Enter store bought chicken broth. It is a busy cook’s best friend. With little effort, it can be tweaked and doctored to the point that your family won’t know you didn’t slave all day simmering a whole chicken.

In making my switch from homemade to store bought broth, I was faced with a huge array of choices in the soup aisle. My head would spin when I saw all the choices. Canned or boxed? Liquid, base, or bouillon? Progresso, Swanson, or College Inn?

I had no clue how to choose, so I turned to Cook’s Illustrated taste tests to see which chicken broths they recommend. Cook’s Illustrated taste testers rate thousands of products and give the unbiased results in their magazines or online at cooksillustrated.com.

Below are the top three that garnered “recommended” status.

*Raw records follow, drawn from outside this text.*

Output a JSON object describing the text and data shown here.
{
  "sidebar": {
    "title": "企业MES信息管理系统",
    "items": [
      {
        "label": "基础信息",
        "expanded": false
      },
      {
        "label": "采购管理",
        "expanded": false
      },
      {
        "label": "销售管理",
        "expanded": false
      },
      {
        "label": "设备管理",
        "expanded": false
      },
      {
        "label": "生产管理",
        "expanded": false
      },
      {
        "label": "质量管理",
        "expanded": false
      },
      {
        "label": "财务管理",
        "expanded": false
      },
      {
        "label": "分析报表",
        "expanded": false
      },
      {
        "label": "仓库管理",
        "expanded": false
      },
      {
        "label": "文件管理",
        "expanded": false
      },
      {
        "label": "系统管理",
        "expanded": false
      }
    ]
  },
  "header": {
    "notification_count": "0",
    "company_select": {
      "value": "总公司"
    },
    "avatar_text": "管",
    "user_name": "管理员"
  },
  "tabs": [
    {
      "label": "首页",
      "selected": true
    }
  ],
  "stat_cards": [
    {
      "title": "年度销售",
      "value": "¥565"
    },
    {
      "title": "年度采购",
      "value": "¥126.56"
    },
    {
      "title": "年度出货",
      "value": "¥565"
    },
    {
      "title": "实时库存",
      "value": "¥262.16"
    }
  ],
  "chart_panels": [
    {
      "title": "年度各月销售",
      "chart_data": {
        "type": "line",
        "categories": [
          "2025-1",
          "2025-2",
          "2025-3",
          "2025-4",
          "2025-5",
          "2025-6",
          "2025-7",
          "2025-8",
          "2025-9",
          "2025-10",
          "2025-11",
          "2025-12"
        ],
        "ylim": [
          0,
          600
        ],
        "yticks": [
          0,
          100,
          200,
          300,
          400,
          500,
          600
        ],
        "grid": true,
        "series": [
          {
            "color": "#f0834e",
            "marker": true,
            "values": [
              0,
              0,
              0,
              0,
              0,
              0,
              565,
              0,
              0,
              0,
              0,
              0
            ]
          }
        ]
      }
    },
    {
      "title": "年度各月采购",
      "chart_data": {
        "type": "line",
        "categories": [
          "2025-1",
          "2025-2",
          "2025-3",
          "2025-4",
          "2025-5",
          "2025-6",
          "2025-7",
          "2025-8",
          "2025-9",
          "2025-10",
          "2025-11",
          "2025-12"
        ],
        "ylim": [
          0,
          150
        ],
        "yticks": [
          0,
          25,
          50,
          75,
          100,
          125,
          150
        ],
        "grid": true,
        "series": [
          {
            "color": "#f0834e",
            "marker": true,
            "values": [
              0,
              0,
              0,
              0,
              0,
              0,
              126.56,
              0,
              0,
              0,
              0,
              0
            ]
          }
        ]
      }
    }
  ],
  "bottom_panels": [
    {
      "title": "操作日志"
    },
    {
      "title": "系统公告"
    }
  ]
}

Swanson Certified Organic Chicken Broth

Cook’s Illustrated taste test:  “very chickeny, straightforward, and honest flavors.” “A hearty aroma,” and restrained “hints of roastiness.”

My take: I keep this as my go-to chicken broth. I stock up when Publix has it on sale (buy one get one free). By adding my favorite seasonings, spices, and other condiments, this can be doctored to taste just like homemade.

 

 

Better Than Bouillon Chicken Base

Cook’s Illustrated taste test: “fairly salty” but with a “straightforward” profile.

My take: I love this product and keep it in my fridge.  I throw spoonfuls of this into the pot when cooking peas, beans, or other veggies. For soups and stews, I throw in spoonfuls to add flavor, but I don’t use it solely as the base. It takes too much time to reconstitute, and one jar of this is almost $5.00. I basically use this as a “chicken seasoning” to add complexity and richness to boxed broth.

 

Swanson Natural Goodness Chicken Broth

 

Cook’s Illustrated taste test: “tasted almost as good as the winner” though some panelists found it “overly roasted.” It was found to have a “very full chicken flavor,” but several tasters noted an “out-of-place tartness reminiscent of lemon.”

My take: This is the low-sodium version of Swanson chicken broth, and I often buy this to offset some of the sodium that I’ll be adding once I start throwing all my favorite seasonings into the pot.

Bottom line:  Both of these Swanson choices were recommended by Cook’s Illustrated, so they are the ones I keep in my pantry. I try to stock up on these during Publix buy one get one free sales.